Bigger picture, nothing has changed since the prior update, and I haven't done anything with the following two charts, since if I try to so much as adjust a label, I run the risk of offending the StockCharts gods, which causes them to delete entire annotations while laughing diabolically.


Nothing changed on INDU's chart either:


In conclusion, bears do at least have an opportunity to do something here, but I can't say for certain whether they will or not, and await a bit more info from the market before making firmer proclamations.  But at least for now, this does keep the bear case very much alive.  Trade safe.

Friday, June 21, 2019

SPX and INDU: Blowout or Fakeout?


Well, the June rally pushed just a hair farther than we were hoping, and in so doing, makes my analytical life more difficult for the moment (you'll see what I mean).  It also knocked out a portion of the bear count, but not the entire bear count just yet.  One of the rules of Elliott Wave is that second waves cannot retrace more than 100% of first waves -- however, B waves CAN retrace more than 100% of A waves.  So the potential of June rally as c of B is still on the table for the moment.

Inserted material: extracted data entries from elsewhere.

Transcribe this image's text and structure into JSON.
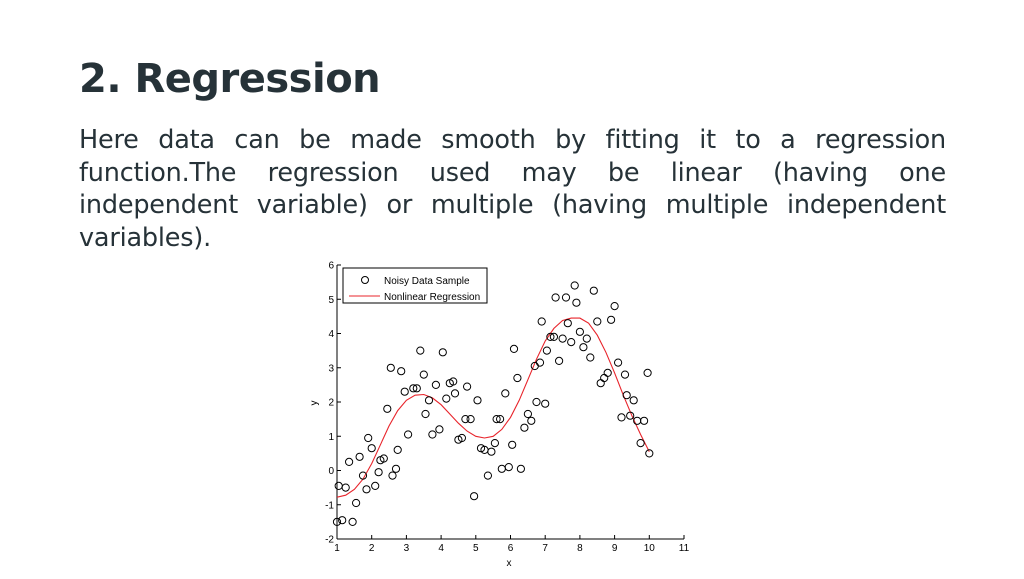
{
  "slide": {
    "title": "2. Regression",
    "body": "Here data can be made smooth by fitting it to a regression function.The regression used may be linear (having one independent variable) or multiple (having multiple independent variables)."
  },
  "chart_data": {
    "type": "scatter",
    "title": "",
    "xlabel": "x",
    "ylabel": "y",
    "xlim": [
      1,
      11
    ],
    "ylim": [
      -2,
      6
    ],
    "xticks": [
      1,
      2,
      3,
      4,
      5,
      6,
      7,
      8,
      9,
      10,
      11
    ],
    "yticks": [
      -2,
      -1,
      0,
      1,
      2,
      3,
      4,
      5,
      6
    ],
    "grid": false,
    "legend": {
      "placement": "top-left",
      "entries": [
        "Noisy Data Sample",
        "Nonlinear Regression"
      ]
    },
    "colors": {
      "markers": "#000000",
      "regression": "#e8242b",
      "axes": "#000000"
    },
    "series": [
      {
        "name": "Noisy Data Sample",
        "kind": "markers",
        "points": [
          [
            1.0,
            -1.5
          ],
          [
            1.05,
            -0.45
          ],
          [
            1.15,
            -1.45
          ],
          [
            1.25,
            -0.5
          ],
          [
            1.35,
            0.25
          ],
          [
            1.45,
            -1.5
          ],
          [
            1.55,
            -0.95
          ],
          [
            1.65,
            0.4
          ],
          [
            1.75,
            -0.15
          ],
          [
            1.85,
            -0.55
          ],
          [
            1.9,
            0.95
          ],
          [
            2.0,
            0.65
          ],
          [
            2.1,
            -0.45
          ],
          [
            2.2,
            -0.05
          ],
          [
            2.25,
            0.3
          ],
          [
            2.35,
            0.35
          ],
          [
            2.45,
            1.8
          ],
          [
            2.55,
            3.0
          ],
          [
            2.6,
            -0.15
          ],
          [
            2.7,
            0.05
          ],
          [
            2.75,
            0.6
          ],
          [
            2.85,
            2.9
          ],
          [
            2.95,
            2.3
          ],
          [
            3.05,
            1.05
          ],
          [
            3.2,
            2.4
          ],
          [
            3.3,
            2.4
          ],
          [
            3.4,
            3.5
          ],
          [
            3.5,
            2.8
          ],
          [
            3.55,
            1.65
          ],
          [
            3.65,
            2.05
          ],
          [
            3.75,
            1.05
          ],
          [
            3.85,
            2.5
          ],
          [
            3.95,
            1.2
          ],
          [
            4.05,
            3.45
          ],
          [
            4.15,
            2.1
          ],
          [
            4.25,
            2.55
          ],
          [
            4.35,
            2.6
          ],
          [
            4.4,
            2.25
          ],
          [
            4.5,
            0.9
          ],
          [
            4.6,
            0.95
          ],
          [
            4.7,
            1.5
          ],
          [
            4.75,
            2.45
          ],
          [
            4.85,
            1.5
          ],
          [
            4.95,
            -0.75
          ],
          [
            5.05,
            2.05
          ],
          [
            5.15,
            0.65
          ],
          [
            5.25,
            0.6
          ],
          [
            5.35,
            -0.15
          ],
          [
            5.45,
            0.55
          ],
          [
            5.55,
            0.8
          ],
          [
            5.6,
            1.5
          ],
          [
            5.7,
            1.5
          ],
          [
            5.75,
            0.05
          ],
          [
            5.85,
            2.25
          ],
          [
            5.95,
            0.1
          ],
          [
            6.05,
            0.75
          ],
          [
            6.1,
            3.55
          ],
          [
            6.2,
            2.7
          ],
          [
            6.3,
            0.05
          ],
          [
            6.4,
            1.25
          ],
          [
            6.5,
            1.65
          ],
          [
            6.6,
            1.45
          ],
          [
            6.7,
            3.05
          ],
          [
            6.75,
            2.0
          ],
          [
            6.85,
            3.15
          ],
          [
            6.9,
            4.35
          ],
          [
            7.0,
            1.95
          ],
          [
            7.05,
            3.5
          ],
          [
            7.15,
            3.9
          ],
          [
            7.25,
            3.9
          ],
          [
            7.3,
            5.05
          ],
          [
            7.4,
            3.2
          ],
          [
            7.5,
            3.85
          ],
          [
            7.6,
            5.05
          ],
          [
            7.65,
            4.3
          ],
          [
            7.75,
            3.75
          ],
          [
            7.85,
            5.4
          ],
          [
            7.9,
            4.9
          ],
          [
            8.0,
            4.05
          ],
          [
            8.1,
            3.6
          ],
          [
            8.2,
            3.85
          ],
          [
            8.3,
            3.3
          ],
          [
            8.4,
            5.25
          ],
          [
            8.5,
            4.35
          ],
          [
            8.6,
            2.55
          ],
          [
            8.7,
            2.7
          ],
          [
            8.8,
            2.85
          ],
          [
            8.9,
            4.4
          ],
          [
            9.0,
            4.8
          ],
          [
            9.1,
            3.15
          ],
          [
            9.2,
            1.55
          ],
          [
            9.3,
            2.8
          ],
          [
            9.35,
            2.2
          ],
          [
            9.45,
            1.6
          ],
          [
            9.55,
            2.05
          ],
          [
            9.65,
            1.45
          ],
          [
            9.75,
            0.8
          ],
          [
            9.85,
            1.45
          ],
          [
            9.95,
            2.85
          ],
          [
            10.0,
            0.5
          ]
        ]
      },
      {
        "name": "Nonlinear Regression",
        "kind": "line",
        "points": [
          [
            1.0,
            -0.78
          ],
          [
            1.25,
            -0.72
          ],
          [
            1.5,
            -0.55
          ],
          [
            1.75,
            -0.25
          ],
          [
            2.0,
            0.2
          ],
          [
            2.25,
            0.75
          ],
          [
            2.5,
            1.3
          ],
          [
            2.75,
            1.75
          ],
          [
            3.0,
            2.05
          ],
          [
            3.25,
            2.2
          ],
          [
            3.5,
            2.22
          ],
          [
            3.75,
            2.12
          ],
          [
            4.0,
            1.92
          ],
          [
            4.25,
            1.65
          ],
          [
            4.5,
            1.38
          ],
          [
            4.75,
            1.15
          ],
          [
            5.0,
            1.0
          ],
          [
            5.25,
            0.95
          ],
          [
            5.5,
            1.0
          ],
          [
            5.75,
            1.2
          ],
          [
            6.0,
            1.55
          ],
          [
            6.25,
            2.05
          ],
          [
            6.5,
            2.65
          ],
          [
            6.75,
            3.25
          ],
          [
            7.0,
            3.78
          ],
          [
            7.25,
            4.15
          ],
          [
            7.5,
            4.38
          ],
          [
            7.75,
            4.45
          ],
          [
            8.0,
            4.45
          ],
          [
            8.25,
            4.3
          ],
          [
            8.5,
            3.95
          ],
          [
            8.75,
            3.45
          ],
          [
            9.0,
            2.85
          ],
          [
            9.25,
            2.2
          ],
          [
            9.5,
            1.6
          ],
          [
            9.75,
            1.05
          ],
          [
            10.0,
            0.55
          ]
        ]
      }
    ]
  }
}
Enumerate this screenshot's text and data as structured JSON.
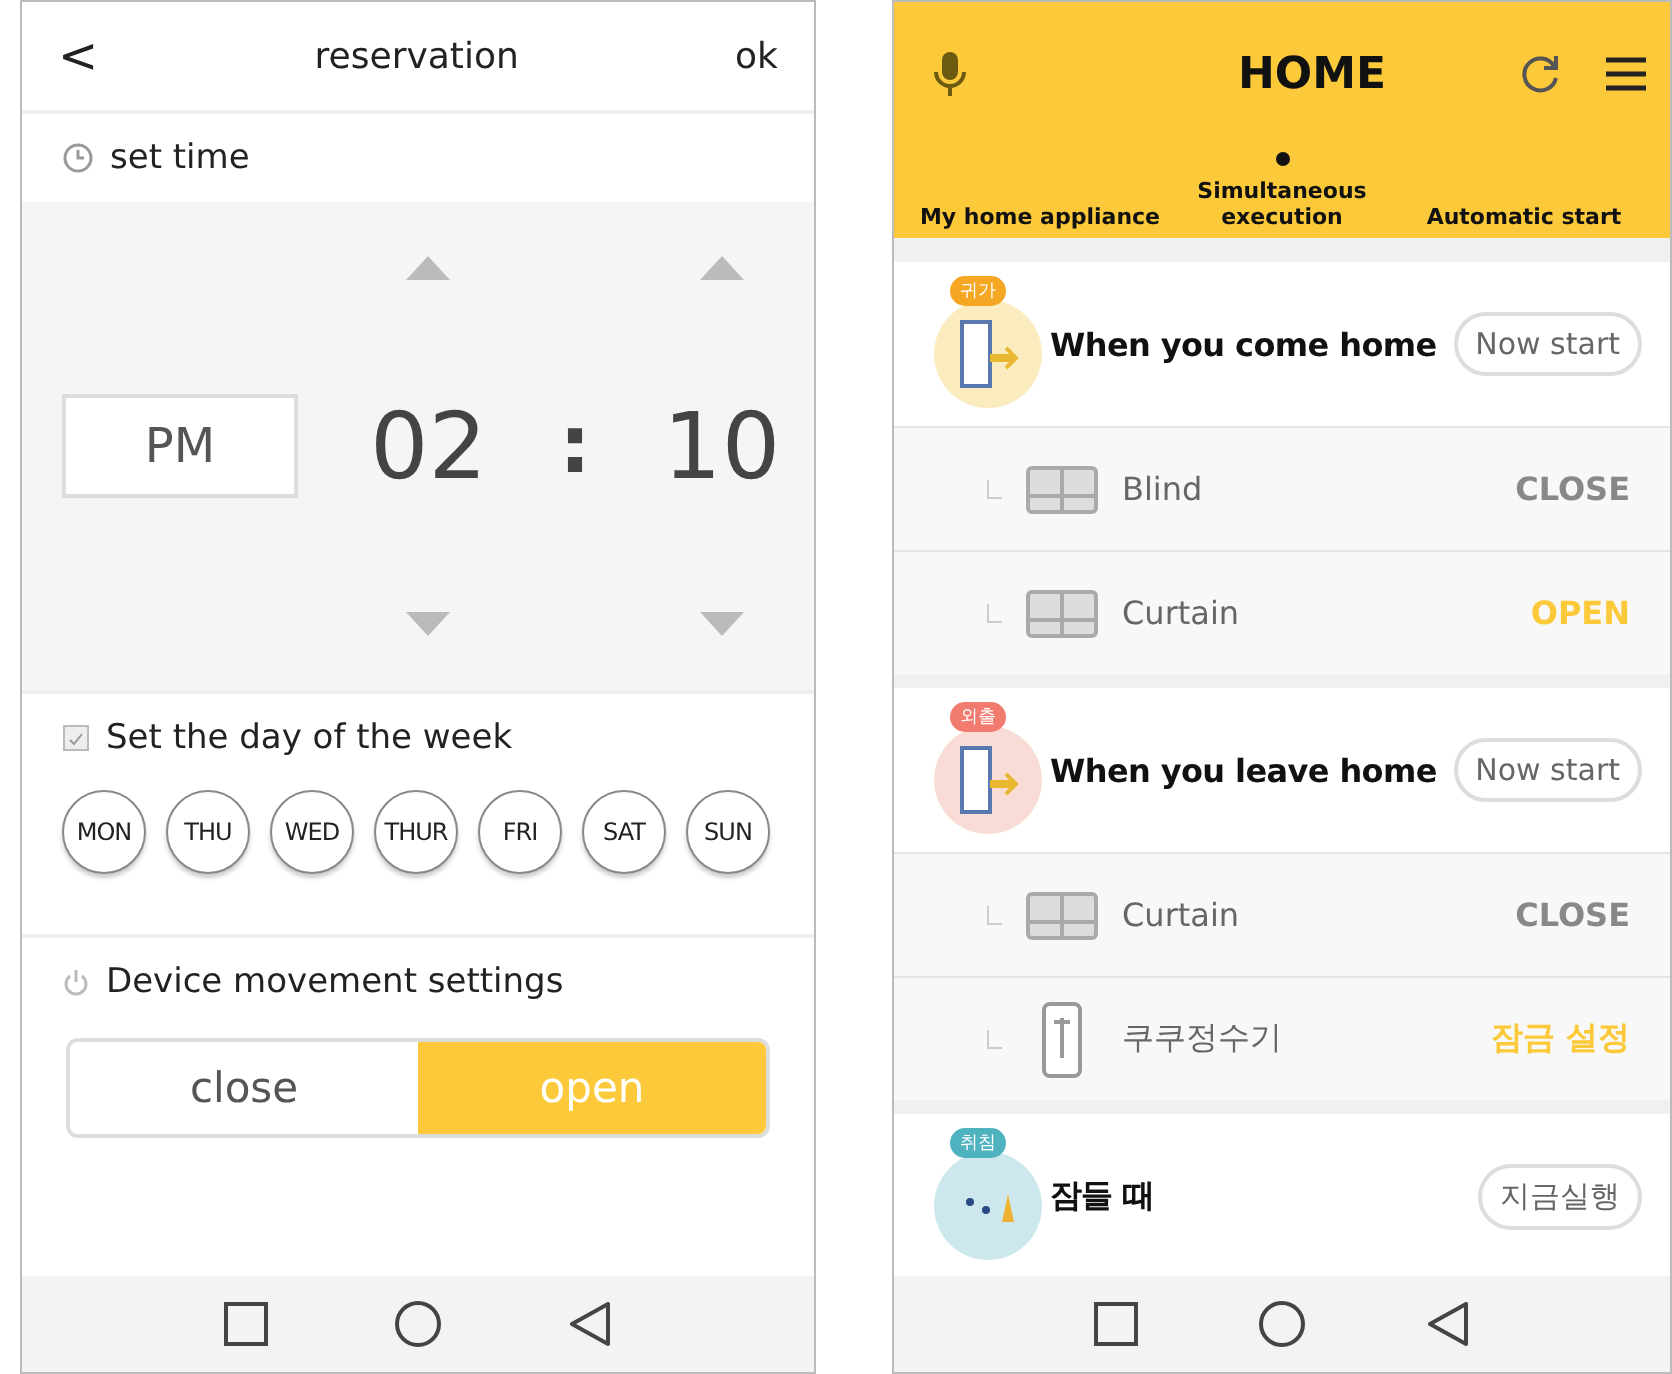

There are two additional counts that we now have to consider as well.
  1. The most bullish count would be for the recent correction to have been a HIGHER DEGREE second wave.  This would make the rally from the December low to the May high a large first wave, the recent decline a second wave, and a huge third wave rally underway now, to ultimately run toward... (goes into coughing fit)… 3700 SPX.  I'm not sure I'm ready to get on board with that just yet, though.  So another option would be:
  2. That the most recent corrective decline was wave 4 of the rally since December, with the new all-time high (in SPX) being wave 5 of the rally since the December low.  That would mean that an even deeper correction would begin after wave 5 completes.

See what I mean about the market now making my analytical life difficult?

This is one time the charts aren't a huge help at this exact moment.  There's really nothing in them that gives either of the above reads a distinct edge -- so for the moment, I'm going to continue to give the most consideration to the idea of a B-wave high.  At least for now.  The caveat there is that in the event this IS a big bullish third wave, or even the smaller bullish fifth, it could push higher for a while if it wants.  Bears should choose their battles carefully.


SPX has formed an interesting larger channel:



In conclusion, this is a pretty major inflection point now, and the market has two options that will call for more correction, and one option that calls for a blowout rally higher.  Given the fundamentals, I'm having a hard time getting on board with the blowout rally just yet, so we'll see how things shake out over the next few sessions, and hopefully the options will begin to narrow a bit.  Trade safe.